The nursing home has been slated for either closure or privatization by some for several years. Others have advocated the building of a new facility, but approval from the NYS Department of Health has not been forthcoming. Those ever-changing options, along with the county’s financial woes, have caused much insecurity for the 250 healthcare workers, their residents and all of their families.
The contract is now in effect as of January 1, 2010, for a 4-year term, until December 31, 2013. While there will be no wage increases for the first 3 years, the contract stipulates that a wage re-opener is possible as early as January 2013.
McBean explained that there were some big wins in this contract. “Wage increases were not the major sticking point of these negotiations. Most of us are grateful to have a job and that our residents don’t have to be moved out to another nursing home. In the end, we were able to settle a contract with no give-backs.
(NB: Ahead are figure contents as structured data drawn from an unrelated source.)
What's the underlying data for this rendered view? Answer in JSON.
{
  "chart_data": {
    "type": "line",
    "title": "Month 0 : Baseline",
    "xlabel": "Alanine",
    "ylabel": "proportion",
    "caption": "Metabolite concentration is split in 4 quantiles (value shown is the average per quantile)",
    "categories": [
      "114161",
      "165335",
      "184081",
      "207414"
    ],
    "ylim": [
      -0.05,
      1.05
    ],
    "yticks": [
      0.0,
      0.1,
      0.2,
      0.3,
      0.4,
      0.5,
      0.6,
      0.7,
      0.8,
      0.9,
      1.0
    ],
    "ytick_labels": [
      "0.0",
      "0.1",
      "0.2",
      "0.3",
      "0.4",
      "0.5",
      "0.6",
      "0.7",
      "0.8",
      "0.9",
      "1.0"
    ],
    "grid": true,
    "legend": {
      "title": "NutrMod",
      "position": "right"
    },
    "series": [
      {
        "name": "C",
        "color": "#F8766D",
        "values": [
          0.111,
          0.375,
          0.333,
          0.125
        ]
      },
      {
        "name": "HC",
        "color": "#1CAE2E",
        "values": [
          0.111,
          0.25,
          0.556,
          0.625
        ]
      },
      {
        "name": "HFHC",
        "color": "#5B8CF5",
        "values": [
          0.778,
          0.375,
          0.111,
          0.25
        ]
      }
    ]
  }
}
“That’s a big deal nowadays,” she said.
The biggest victory came when county management agreed that changing workers’ schedules from the industry standard of every other weekend to one of four days on/two days off was a step in the wrong direction. That plan would have meant that many caregivers would have a Saturday-Sunday weekend off about every six months.
Robina Webb, a longtime CNA said, “We have children. We have grandchildren. We deserve to be able to spend time with them. And, the 4/2 proposal would have done nothing to promote continuity of care. Frankly, we think workers would leave the nursing home under those circumstances, and that wouldn’t have been good for anyone. I’m glad the county understands that now.”
In addition to keeping their schedules, workers also pushed back management proposals that would have changed overtime policies, increased health insurance premiums and co-pays for some members and modified the steps of the current disciplinary process.
The next critical issue before the county legislature concerns the approval of $700,000 in federally mandated sprinkler improvements, which must be finished by next August or the nursing home is at risk of losing federal funds.
Members of the two bargaining units at ACNH, the RNs and service and maintenance employees, work closely in matters of both healthcare delivery and union issues. The service and maintenance unit includes LPNs, CNAs, dietary, housekeeping, laundry and maintenance workers.